Seminggu sebelum perhelatan Borobudur Marathon, saya ikut sebuah event lari lagi yaitu Jakarta Ultra 100 km, event lari 100 km menjelajahi kawasan Jakarta Timur, Selatan, Barat dan Utara. Saya ikut tim relay 4 x 25 km, sebagai pelari kedua dan mendapatkan jatah Jakarta Selatan  yaitu jalur FX - Pondok Indah pulang pergi dengan total jarak 25 km. Saya sangat excited bisa ikut andil di event ini. Saya ditunjuk sebagai pelari kedua dari total empat pelari. Sebagai pelari kedua saya harus menunggu pelari pertama selesai dulu untuk bisa melanjutkan misi sebaagi pelari kedua. Saya mulai berlari pukul 10 malam dari FX dan sangat menikmati jalur lari saya yang membelah Jakarta Selatan menuju Pondok Indah. Tiba di pondok Indah, jam tangan saya menunjukkan jarak hampir 13 km (half way to go). Di paruh akhir lari saya dari Pondok Indah kembali ke FX, masalah mulai timbul. Kala itu, lutut saya protes. Rasanya sakit saat dibawa lari dan saya terpaksa menyelesaikan sisa sisa kilometer saya dengan berjalan tertatih. This is not how I picture myself in a race. Latihan emang ga bisa bohong. Badan saya protes karena latihan saya sangat kurang menjelang event.

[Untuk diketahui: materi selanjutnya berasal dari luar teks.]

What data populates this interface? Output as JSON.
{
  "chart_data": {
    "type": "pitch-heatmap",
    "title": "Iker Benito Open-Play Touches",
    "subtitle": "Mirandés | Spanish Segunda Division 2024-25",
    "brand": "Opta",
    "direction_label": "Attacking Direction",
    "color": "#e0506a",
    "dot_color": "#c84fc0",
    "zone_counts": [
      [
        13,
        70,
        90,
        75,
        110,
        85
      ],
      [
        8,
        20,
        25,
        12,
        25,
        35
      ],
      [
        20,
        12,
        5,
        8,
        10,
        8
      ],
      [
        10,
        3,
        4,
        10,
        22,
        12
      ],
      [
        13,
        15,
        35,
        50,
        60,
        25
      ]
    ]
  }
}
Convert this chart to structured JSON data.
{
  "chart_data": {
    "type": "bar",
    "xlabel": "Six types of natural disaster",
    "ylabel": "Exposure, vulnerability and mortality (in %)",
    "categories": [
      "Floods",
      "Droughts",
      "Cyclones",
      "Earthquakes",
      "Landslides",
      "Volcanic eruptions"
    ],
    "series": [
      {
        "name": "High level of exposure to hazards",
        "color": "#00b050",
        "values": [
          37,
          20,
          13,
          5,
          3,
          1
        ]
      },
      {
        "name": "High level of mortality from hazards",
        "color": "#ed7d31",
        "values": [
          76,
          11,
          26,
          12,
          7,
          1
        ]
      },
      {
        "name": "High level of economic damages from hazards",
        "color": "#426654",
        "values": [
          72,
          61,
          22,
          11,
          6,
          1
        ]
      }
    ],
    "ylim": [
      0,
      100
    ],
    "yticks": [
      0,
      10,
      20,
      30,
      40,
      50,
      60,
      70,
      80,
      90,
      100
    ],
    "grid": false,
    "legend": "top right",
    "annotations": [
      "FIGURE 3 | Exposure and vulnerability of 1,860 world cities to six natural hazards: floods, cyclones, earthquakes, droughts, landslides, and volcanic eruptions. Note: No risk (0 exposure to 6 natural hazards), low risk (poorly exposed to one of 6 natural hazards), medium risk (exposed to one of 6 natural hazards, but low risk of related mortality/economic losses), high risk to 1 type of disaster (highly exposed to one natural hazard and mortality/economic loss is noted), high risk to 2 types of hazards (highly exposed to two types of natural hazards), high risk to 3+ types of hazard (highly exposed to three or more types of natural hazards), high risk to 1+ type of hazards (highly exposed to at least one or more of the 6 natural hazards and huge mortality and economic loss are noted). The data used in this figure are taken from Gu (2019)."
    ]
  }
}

Tadinya, saya pikir ikut Jakarta Ultra dengan mengambil jarak 25 km bisa menjadi pemanasan bagi saya menuju 42 km di Borobudur Marathon. Cedera lutut dan jarak kedua event ini yang hanya berselang seminggu ini, membuat saya terpaksa membatalkan lagi ikut Borobudur Marathon. Namun ternyata ada hikmahnya juga saya ga jadi ikut Borobudur Marathon saat itu, dengar-dengar eventnya mendapat banyak kritik dari peserta karena kurang siapnya panitia. 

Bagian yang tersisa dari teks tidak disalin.